Sounds more like a political study and statement rather than a research paper, does it not?
Let’s consider jaguars
Environmental groups are now voicing opposition to President Trump’s proposed border wall because they say it could interfere with jaguar migration between Mexico and the United States.
On an entirely unrelated note, please raise your hand if you live in Arizona and have ever seen a jaguar. No? ‘Kay.
In a move that smacks of its anti-oil efforts to “save” the lesser prairie chicken, the U.S. Fish and Wildlife Service actually proposed the creation of a critical habitat zone for jaguars across parts of Arizona and New Mexico back in 2012. But, seeing as jaguars aren’t known to inhabit the area, the Arizona Game and Fish Department pushed back, according to documents obtained by Judicial Watch.
“[The] habitat essential to the conservation of the jaguar as a species does not exist in either Arizona or New Mexico under any scientifically credible definition of that term,” Arizona argued in their response.
“Occurrence records for recent history (i.e. post 1850s) fail to show that AZ or NM has never been occupied by a jaguar ‘population,’” the department added.
So, no jaguars. Back to the original story
Of the 800 species that will be affected by President Trump’s border wall, 140 are in danger of extinction, including the bald eagle, grey wolf, armadillo and jaguar, a big cat of which remain only 10 in the highlands of the Sonora Desert that straddle Arizona. Those animals whose range will be halved by the border wall’s construction will be impeded in their ability to reproduce with other members of their species, thereby creating a shallower gene pool and heightening the chance of inbreeding.

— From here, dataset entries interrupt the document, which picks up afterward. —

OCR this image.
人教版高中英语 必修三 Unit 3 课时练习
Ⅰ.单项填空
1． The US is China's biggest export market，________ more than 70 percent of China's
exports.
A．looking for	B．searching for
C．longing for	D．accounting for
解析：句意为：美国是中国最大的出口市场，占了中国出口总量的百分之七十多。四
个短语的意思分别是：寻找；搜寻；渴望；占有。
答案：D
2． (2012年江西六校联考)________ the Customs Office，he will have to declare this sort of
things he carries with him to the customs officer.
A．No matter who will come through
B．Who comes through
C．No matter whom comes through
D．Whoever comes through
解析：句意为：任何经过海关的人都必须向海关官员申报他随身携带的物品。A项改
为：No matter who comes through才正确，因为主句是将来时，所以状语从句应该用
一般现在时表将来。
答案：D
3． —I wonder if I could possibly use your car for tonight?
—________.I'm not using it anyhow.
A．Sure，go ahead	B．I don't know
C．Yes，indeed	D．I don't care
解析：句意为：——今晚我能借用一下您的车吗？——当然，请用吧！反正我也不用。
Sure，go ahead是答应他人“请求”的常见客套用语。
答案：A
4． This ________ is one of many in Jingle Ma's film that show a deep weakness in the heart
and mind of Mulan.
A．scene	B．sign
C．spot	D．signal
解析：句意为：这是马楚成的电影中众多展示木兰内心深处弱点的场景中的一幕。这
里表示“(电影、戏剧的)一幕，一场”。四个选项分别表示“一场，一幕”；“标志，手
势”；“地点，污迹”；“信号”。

Eagles can, get this, fly. For the most part, grey wolves barely inhabit the border area. What this is really all about is fear-mongering, which has been pushed with an environmental idea for months now.
Leonora Esquivel is the founder of AnimaNaturalis, Mexico’s leading animal rights organization, which recently succeeded in banning the use of animals for performance in circuses throughout the country. She says her organization will fight the process of construction at the border wall should U.S. Congress approve it in the federal spending bill this month.
“Animals have no concept of political boundaries created by humans, and to impose a physical barrier that impedes their movement is entirely wrong,” she told Fox News.
Stop sending your people illegally across the border, and we won’t need a wall.